Однажды я услышал шорох и сразу побежал к глазку. Смотрю: из камеры в коридор трое надсмотрщиков выводят человека на расстрел… Делают они все тихо. А он выходит, сам идти не может – его под руки ведут… Вот он из камеры уже почти вышел и вдруг собрался со всей силой – и обратно. Понял, видимо, что это уже конец. А что у него там сил – и нет совсем. Взяли его те три мужика здоровых и потащили. Дверь закрыли. И все. От увиденного у меня такое неприятное ощущение на всю жизнь осталось.

В конце июня или начале июля меня вызывают: «Кулаков, с вещами на выход». Сергей Иванович мне и говорит: «Ну все, тебя освобождают», а я говорю: «Да не может быть…» И все те ребята тоже говорить стали: «Ой, Ванька, какой ты счастливый…» Меня привели в канцелярию, потом в каптерку, отдали мои вещи – пальто, шапку, документы… В канцелярии я за что-то расписался, и мне дали такую бумажку – полоску из тетради в клеточку, а там на машинке напечатано, что я сидел в такой-то тюрьме, с такого-то по такое-то под следствием по статье такой-то и освобожден тогда-то. Потом у меня этот документ все время был с собой, пока я его где-то не потерял. А на прощание мне следователь сказал: «Ты первый выходишь на свободу из этого коридора»

Когда меня совсем уже вывели из тюрьмы, то принесли ведро полное супа – сплошная требуха вареная, да так много. Я тогда еще подумал: «Вот как они сами жрут, собаки, а заключенным не дают ничего…». Дали мне блюдо, один налил мне черпак – мол, хватит – нет?.. Ну если не хватит, еще попросишь. Я это скорее съел – давай еще! Налили мне еще – я опять съел. Там уж говорят, хватит, а то заворот кишок будет.

Так меня выпустили. А тюрьма та была примерно в двух километрах от города Кашина, и стояла отдельно в поле, как какой-то замок – единственное здание, огороженное большим забором. Я пошел в город. А куда там идти-то? Решил пойти в военкомат – завтра же есть что-то надо, спать где-то. Пришел туда, говорю, так-то и так-то, показал документы.

Там посовещались, а потом и говорят мне: «Приходи к нам через три дня.

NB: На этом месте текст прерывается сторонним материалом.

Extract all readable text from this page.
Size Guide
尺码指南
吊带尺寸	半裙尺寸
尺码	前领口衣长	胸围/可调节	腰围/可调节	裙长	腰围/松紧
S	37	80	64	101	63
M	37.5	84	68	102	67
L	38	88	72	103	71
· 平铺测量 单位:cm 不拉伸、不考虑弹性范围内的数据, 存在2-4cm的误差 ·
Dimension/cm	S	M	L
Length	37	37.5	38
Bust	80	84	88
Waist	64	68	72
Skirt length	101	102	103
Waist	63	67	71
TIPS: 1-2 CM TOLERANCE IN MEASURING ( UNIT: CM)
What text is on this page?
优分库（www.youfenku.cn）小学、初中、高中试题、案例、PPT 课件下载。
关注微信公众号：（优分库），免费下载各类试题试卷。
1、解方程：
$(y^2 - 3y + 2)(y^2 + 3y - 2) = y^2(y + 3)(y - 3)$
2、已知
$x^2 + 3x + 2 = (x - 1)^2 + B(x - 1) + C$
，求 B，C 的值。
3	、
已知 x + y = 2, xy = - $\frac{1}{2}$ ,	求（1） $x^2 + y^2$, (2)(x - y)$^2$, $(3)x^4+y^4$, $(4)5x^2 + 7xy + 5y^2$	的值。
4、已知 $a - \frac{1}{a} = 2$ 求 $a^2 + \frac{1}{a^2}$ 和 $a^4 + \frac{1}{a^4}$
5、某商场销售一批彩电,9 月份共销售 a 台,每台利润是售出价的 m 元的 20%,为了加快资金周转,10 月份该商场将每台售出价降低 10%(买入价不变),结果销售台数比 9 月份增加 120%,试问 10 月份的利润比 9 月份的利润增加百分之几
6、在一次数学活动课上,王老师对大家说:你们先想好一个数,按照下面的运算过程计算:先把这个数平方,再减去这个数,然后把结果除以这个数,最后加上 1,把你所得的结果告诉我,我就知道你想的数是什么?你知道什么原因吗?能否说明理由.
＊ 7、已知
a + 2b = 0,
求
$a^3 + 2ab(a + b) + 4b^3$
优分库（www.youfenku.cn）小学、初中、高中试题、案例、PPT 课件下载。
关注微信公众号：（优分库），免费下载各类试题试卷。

Сейчас никаких мероприятий нет»… Ну а как же я три дня жить-то буду?.. Тогда они мне посоветовали пальто продать, и я пошел на рынок. Рынок там самый настоящий деревенский – длинный-длинный в два ряда. И продают там тоже все деревенское – хлеб, сало… Я туда и пришел пальто продавать. А еще раньше, чтобы у меня пальто не стянули, я на него много-много заплаток нашил… Стою я с ним на рынке, говорю, мол, купите у меня пальто… Все посмотрят – а там заплатки одни, ну никто и не покупает. Я тогда сообразил это и оторвал эти заплатки, тогда уже люди интересоваться стали. Ну а мне как продавать? Я и говорю, мол, надо три дня прожить… Вообще денег я много запросил, но это была реальная цена. И одна женщина говорит, давай, мол, я дам тебе столько-то денег, а ты три дня у меня проживешь. Так мы и договорились.

В тот же день пальто я женщине оставил, а сам с деньгами пошел на рынок. И все начал есть, есть – еле-еле остановился, сообразил, что я могу заворот кишок получить – как мой товарищ из тюрьмы. А потом пришел к той женщине домой, там еще поужинал, и прямо стало распирать – все болит. Воду пью, а все равно кишки болят. Ничего не могу делать. И все время есть хочется. Тут женщина та стала на меня ругаться, кричать: «Нельзя тебе больше!», а я все воду пью, а этого тоже нельзя. Не знаю, как я это перенес.

На следующий день она меня урезонила. Помню, что молоко тогда пил вместо воды. Осмотрел я Кашин – город маленький, красивый, весь зеленый-зеленый, и там совсем не похоже, что война идет – все мирно, телеги едут, лошади ходят. Единственное, что бросалось в глаза, – это что народу мало: мужчин всех в армию забрали, а женщины, наверно, работают на полях или еще где.

Спустя три дня, как и полагается, я пришел в военкомат, а там мне и говорят: «Слушай-ка, надо подождать еще день-другой». А у меня уже вся договоренность с той женщиной закончилась. Что же делать-то?.. Я обратно к ней пришел. А наши женщины, русские, замечательные – она мне и говорит: «Ну что ж, Вань, давай оставайся». Мне так было неудобно, но делать нечего… Так я у нее еще два дня жил, а потом снова в военкомат пошел, и тогда уже меня по-настоящему забрали в армию.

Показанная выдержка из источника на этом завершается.